Various diagnostic assays for the detection of an H. pylori infection are available. Histological detection and culturing of the pathogen are gold standard, which require invasive gastroduodenoscopy to obtain gastric biopsy specimens. In the last decade, noninvasive approaches, such as serological detections, the [13C] and [14C]urea breath test (UBT), and detection H. pylori antigen or DNA in feces, helped and improved the evaluation of H. pylori infection status in patients.
H. Pylori Diagnosis
Because of low sensitivities of most serological assays for younger than 12 years of age patients, they are not suitable for pediatric. The UBT is a well-established noninvasive diagnostic assay and gives excellent performance for both adults and children, but its specificity decreases for infants and young children and need. In addition, the performance of UBT with infants and young children requires trained staff for air sampling with a face mask, and the test also requires expensive instruments, such as an isotope ratio mass spectrometer or an infrared isotope ratio spectrometer. Enzyme immunoassays (EIAs) for the identification of H. pylori antigens in fecal specimens circumvent these difficulties. EIAs based on monoclonal antibodies have shown consistent excellent results, with very high sensitivities and specificities for both adults and children. A major disadvantage of all the noninvasive tests described above is their inability to provide information on the susceptibility or resistance of H. pylori to antibiotics.
Noninvasive testing for H. Pylori Diagnosis
Although serologic tests are easily obtained and widely available, most clinical guidelines no longer endorse their use for testing for H pylori infection because they are less accurate than other noninvasive tests that measure active infection. Laboratory-based quantitative serologic ELISA tests have an overall accuracy of only 80%. In comparison, the fecal antigen immunoassay and [13C] urea breath test have excellent sensitivity and specificity (> 95%) at a cost of < $60. Although more expensive and cumbersome to perform, these tests of active infection are more cost-effective in most clinical settings because they reduce unnecessary treatment for patients without active infection. Recent proton pump inhibitors or antibiotics significantly reduce the sensitivity of urea breath tests and fecal antigen assays (but not serologic tests). Prior to testing, proton pump inhibitors should be discontinued 7–14 days and antibiotics for at least 28 days.

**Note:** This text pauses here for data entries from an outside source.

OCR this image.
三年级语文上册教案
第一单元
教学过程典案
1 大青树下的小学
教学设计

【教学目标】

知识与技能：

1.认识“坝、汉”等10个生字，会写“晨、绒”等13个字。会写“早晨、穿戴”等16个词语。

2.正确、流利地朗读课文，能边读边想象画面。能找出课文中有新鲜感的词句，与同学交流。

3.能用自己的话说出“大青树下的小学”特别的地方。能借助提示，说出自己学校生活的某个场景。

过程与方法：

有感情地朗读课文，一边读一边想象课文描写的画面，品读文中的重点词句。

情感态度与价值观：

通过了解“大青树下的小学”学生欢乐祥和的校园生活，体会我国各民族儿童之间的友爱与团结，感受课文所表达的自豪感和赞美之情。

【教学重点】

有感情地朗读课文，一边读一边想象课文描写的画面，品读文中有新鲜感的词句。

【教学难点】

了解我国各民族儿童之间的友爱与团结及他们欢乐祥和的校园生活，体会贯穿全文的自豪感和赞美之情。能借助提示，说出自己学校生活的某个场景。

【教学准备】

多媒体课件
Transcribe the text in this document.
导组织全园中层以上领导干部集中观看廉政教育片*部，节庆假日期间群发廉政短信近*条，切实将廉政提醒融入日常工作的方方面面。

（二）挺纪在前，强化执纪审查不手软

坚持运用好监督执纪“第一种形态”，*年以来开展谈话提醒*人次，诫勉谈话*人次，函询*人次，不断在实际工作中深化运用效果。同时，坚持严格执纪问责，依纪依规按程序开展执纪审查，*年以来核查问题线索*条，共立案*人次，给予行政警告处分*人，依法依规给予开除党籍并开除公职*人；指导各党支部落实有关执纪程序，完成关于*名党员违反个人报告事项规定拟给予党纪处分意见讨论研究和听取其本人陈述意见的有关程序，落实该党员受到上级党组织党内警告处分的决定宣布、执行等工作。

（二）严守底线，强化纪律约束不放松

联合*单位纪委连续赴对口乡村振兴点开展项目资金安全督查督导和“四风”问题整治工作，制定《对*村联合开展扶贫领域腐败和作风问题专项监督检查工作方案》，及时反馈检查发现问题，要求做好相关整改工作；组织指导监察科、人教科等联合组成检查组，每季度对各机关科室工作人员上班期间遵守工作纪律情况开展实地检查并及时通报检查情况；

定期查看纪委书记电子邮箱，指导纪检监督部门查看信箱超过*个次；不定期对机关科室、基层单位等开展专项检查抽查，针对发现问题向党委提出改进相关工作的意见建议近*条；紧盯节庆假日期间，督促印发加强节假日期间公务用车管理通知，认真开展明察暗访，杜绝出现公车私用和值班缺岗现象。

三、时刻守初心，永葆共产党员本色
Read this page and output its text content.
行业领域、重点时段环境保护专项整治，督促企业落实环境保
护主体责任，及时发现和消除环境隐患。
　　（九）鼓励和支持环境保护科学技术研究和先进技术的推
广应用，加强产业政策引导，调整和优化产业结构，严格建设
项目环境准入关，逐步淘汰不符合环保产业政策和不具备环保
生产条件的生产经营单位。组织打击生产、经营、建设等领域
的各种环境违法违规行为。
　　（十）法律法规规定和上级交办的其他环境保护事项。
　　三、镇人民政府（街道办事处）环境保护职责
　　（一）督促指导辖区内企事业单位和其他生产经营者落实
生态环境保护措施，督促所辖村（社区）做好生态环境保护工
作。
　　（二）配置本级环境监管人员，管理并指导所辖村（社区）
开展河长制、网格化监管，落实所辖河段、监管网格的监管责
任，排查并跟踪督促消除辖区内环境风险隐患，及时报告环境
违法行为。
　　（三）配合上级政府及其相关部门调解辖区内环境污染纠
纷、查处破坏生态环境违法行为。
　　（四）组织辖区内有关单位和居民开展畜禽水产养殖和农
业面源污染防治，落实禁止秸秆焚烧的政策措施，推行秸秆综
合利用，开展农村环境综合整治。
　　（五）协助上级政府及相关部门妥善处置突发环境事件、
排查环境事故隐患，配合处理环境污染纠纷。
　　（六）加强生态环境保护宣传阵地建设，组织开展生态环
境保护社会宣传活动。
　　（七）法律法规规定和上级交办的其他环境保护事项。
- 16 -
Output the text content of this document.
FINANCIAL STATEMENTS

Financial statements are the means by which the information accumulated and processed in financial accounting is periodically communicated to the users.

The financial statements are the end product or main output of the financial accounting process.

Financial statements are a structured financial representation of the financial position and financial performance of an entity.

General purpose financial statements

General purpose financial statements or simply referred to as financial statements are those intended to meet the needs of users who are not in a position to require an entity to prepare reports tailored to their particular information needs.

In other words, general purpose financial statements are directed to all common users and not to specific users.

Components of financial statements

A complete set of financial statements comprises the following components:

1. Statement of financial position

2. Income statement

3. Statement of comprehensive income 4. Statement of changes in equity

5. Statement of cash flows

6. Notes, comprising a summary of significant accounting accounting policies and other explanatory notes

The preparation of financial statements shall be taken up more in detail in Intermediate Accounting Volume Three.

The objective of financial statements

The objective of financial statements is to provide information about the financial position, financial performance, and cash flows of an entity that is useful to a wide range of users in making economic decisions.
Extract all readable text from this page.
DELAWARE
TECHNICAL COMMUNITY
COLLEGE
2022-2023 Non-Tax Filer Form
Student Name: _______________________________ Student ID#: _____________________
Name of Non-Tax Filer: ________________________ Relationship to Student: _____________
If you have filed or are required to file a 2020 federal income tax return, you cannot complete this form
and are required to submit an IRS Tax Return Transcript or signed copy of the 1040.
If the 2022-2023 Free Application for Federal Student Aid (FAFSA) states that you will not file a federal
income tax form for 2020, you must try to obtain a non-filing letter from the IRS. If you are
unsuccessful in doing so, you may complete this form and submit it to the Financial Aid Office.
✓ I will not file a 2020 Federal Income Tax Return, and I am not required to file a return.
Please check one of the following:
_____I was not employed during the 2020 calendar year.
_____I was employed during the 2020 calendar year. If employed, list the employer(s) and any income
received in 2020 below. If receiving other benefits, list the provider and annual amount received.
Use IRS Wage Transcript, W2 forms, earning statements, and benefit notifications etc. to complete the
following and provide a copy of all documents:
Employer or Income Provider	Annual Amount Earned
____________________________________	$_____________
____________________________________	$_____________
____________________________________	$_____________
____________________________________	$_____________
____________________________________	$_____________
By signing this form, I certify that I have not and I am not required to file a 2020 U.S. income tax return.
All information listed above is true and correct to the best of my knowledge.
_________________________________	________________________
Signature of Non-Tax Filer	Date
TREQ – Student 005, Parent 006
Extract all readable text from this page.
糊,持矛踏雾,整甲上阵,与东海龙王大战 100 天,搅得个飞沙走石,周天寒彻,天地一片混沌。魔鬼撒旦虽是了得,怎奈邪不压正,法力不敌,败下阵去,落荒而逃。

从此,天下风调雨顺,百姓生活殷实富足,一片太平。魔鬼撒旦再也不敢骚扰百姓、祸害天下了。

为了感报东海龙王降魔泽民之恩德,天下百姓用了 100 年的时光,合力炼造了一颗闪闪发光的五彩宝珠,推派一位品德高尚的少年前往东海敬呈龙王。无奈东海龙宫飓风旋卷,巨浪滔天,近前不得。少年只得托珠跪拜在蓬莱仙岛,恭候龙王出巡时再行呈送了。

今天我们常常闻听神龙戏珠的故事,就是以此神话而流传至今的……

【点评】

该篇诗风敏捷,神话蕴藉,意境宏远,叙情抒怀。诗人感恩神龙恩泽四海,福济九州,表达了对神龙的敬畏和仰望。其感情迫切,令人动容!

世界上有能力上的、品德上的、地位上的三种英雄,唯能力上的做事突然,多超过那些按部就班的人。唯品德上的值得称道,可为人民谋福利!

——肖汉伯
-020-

Endoscopic testing for H. Pylori Diagnosis
Endoscopy is not indicated to diagnose H pylori infection in most circumstances. However, when it is performed for another reason, gastric biopsy specimens can be obtained for detection of H pylori and tested for active infection by urease production. This simple, inexpensive ($10) test has excellent sensitivity (90%) and specificity (95%). In patients with active upper gastrointestinal bleeding or patients recently taking proton pump inhibitors or antibiotics, histologic assessment for H pylori is preferred. Histologic assessment of biopsies from the gastric antrum and body is more definitive but more expensive ($150–$250) than a rapid urease test. Histologic assessment is also indicated in patients with suspected MALTomas and, possibly, in patients with suspected infection whose rapid urease test is negative. However, serologic testing is the most cost-effective means of confirming H pylori infection in patients with a negative rapid urease test.